The approved measure provides that, when practical, a custodial interrogation should be recorded, in its entirety, using audio-visual equipment or audio equipment. It requires the Texas Department of Public Safety to adopt rules for providing funds or electronic recording equipment to law enforcement agencies.
Ellis called the change, headed to the House, “a very modest step in the right direction.”
Senators acted after Ellis fielded questions from Sen. Dan Patrick, R-Houston, who expressed concern that the failure of a police officer to record an interview might be exploited by defense attorneys.
“I don’t want this to be a big loophole that you could drive a truck through to get people off” from criminal charges, Patrick said. He added that he supports Ellis’s intent.

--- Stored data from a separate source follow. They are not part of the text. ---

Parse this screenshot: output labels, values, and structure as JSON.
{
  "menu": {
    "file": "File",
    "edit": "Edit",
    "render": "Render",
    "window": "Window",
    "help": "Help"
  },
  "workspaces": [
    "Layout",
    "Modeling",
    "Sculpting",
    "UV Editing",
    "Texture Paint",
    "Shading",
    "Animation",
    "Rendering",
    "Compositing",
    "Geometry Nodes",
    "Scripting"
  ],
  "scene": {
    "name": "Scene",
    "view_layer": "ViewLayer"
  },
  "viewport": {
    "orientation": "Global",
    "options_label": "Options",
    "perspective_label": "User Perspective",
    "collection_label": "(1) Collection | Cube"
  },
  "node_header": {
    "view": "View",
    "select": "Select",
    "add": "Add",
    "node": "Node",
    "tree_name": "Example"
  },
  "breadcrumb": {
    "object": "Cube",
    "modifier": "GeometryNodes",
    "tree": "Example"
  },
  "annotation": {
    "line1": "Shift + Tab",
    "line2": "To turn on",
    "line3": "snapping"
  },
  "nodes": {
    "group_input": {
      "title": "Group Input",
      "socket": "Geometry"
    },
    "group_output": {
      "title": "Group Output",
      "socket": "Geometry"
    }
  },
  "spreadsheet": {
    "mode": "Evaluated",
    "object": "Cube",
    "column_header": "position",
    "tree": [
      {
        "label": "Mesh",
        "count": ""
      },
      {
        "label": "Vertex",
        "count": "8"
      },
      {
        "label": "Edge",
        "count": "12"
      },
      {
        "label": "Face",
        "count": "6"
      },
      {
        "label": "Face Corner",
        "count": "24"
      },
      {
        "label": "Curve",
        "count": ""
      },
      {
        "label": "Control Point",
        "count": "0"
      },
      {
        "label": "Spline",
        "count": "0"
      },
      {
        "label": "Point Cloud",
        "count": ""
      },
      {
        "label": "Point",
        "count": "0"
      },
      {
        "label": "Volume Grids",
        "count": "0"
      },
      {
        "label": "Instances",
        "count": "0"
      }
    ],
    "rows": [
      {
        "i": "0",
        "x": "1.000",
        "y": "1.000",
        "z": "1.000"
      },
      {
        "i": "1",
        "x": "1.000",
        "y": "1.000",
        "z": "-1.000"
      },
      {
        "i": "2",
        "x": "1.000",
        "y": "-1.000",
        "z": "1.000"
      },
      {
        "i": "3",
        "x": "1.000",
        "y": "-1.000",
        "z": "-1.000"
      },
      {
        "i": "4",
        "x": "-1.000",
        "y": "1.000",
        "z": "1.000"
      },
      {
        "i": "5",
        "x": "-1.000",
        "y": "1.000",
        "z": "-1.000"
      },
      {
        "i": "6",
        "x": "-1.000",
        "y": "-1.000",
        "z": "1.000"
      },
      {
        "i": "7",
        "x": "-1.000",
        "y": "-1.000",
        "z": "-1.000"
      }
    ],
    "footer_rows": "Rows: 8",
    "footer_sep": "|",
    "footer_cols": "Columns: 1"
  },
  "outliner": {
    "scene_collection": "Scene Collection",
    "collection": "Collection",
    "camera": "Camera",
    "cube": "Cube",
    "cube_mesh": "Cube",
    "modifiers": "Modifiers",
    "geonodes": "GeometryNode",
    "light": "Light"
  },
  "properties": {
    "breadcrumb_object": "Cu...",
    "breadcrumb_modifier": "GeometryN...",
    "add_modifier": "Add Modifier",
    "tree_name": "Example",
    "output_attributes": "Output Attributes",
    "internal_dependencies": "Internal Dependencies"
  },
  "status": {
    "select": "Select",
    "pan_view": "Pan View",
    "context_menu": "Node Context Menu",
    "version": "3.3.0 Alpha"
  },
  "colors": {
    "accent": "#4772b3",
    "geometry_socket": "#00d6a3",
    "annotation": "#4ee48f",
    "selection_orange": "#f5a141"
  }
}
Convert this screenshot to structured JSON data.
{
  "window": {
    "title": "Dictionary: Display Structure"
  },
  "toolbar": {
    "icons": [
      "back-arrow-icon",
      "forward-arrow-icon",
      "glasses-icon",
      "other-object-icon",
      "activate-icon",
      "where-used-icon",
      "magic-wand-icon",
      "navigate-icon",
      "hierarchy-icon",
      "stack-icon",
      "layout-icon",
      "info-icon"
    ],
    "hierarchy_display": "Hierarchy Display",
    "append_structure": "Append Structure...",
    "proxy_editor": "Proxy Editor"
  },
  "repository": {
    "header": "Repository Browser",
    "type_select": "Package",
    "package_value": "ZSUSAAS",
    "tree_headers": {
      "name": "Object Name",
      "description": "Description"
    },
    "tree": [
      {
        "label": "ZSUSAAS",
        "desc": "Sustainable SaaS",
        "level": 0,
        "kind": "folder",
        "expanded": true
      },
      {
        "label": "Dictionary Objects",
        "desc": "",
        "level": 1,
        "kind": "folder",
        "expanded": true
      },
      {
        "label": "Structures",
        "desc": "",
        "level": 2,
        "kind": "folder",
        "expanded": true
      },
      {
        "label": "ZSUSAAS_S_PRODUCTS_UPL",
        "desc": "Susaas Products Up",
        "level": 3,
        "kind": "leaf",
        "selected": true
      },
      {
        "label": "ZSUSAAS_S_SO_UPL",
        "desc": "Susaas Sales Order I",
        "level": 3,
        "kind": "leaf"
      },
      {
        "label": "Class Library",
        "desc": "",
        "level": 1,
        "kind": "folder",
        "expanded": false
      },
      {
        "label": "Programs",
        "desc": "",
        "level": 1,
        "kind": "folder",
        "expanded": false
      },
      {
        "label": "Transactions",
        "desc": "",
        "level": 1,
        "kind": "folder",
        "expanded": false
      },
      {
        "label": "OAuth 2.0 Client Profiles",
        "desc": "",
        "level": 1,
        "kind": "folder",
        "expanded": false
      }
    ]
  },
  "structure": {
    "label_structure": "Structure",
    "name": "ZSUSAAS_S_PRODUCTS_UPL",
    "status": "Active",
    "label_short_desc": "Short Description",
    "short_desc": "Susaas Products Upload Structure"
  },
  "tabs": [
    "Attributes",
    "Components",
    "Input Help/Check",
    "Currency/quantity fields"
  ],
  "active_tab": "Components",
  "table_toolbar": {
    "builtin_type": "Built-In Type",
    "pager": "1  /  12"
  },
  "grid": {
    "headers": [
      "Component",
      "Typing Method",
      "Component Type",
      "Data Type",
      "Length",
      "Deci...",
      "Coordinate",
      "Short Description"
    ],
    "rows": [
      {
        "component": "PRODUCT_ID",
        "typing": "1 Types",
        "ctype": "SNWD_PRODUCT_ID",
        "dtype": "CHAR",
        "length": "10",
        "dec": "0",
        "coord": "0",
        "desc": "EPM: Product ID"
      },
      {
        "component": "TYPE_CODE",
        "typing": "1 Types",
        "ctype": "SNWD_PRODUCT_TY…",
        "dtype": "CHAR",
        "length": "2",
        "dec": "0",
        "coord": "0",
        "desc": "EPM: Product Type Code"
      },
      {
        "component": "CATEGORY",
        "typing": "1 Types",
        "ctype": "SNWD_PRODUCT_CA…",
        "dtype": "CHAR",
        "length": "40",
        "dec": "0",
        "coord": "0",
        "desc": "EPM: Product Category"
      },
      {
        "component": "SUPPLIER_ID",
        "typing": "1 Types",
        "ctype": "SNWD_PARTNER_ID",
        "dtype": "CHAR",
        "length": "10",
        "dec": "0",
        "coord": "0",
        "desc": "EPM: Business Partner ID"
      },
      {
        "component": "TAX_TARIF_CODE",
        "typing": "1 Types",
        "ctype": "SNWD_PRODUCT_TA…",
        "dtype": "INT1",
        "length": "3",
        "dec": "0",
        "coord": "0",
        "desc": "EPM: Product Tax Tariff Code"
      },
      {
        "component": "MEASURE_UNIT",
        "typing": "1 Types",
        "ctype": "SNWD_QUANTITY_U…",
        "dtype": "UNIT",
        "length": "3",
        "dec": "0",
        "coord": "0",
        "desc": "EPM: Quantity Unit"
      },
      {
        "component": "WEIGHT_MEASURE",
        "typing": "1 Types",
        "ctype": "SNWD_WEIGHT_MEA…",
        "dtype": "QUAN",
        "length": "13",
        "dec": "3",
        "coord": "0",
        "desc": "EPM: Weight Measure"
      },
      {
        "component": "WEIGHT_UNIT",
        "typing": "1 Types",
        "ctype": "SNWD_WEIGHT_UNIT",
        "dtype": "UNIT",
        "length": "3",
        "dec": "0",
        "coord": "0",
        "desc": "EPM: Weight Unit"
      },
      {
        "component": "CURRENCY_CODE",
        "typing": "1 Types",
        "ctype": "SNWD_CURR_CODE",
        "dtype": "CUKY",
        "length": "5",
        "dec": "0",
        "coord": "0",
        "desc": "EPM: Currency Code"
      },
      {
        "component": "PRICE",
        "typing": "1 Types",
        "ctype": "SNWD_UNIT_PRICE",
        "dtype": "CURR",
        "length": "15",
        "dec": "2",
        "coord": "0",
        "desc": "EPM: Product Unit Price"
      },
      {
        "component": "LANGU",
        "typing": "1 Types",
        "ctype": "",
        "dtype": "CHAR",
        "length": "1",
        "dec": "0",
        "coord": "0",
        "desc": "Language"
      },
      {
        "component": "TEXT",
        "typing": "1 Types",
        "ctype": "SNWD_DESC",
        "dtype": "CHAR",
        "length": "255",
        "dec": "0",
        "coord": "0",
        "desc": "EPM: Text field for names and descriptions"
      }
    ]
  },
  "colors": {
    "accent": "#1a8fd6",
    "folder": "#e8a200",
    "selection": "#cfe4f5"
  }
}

Sen. Joan Huffman, R-Houston, aired similar concerns.
I guess I’m more concerned about the entirely real possibility of an innocent person being convicted on a coerced confession. Like Richard Danziger, some of whose jurors wrote an op-ed this past Sunday regretting their actions, which they wouldn’t have done had they had the better information that a videotaped interrogation would have provided. How much do Sens. Patrick and Huffman, the two No votes against SB116, care about situations like that?
Grits notes just how off point Patrick’s questions were. This is all about Republican primary politics, where it’s better to convict a bunch of innocent people than to take any risk that you might not convict a guilty person. The House companion bill is somewhat stronger than what SB116 wound up being, so perhaps that step forward Sen. Ellis referred to can be a little bigger. Floor Pass has more.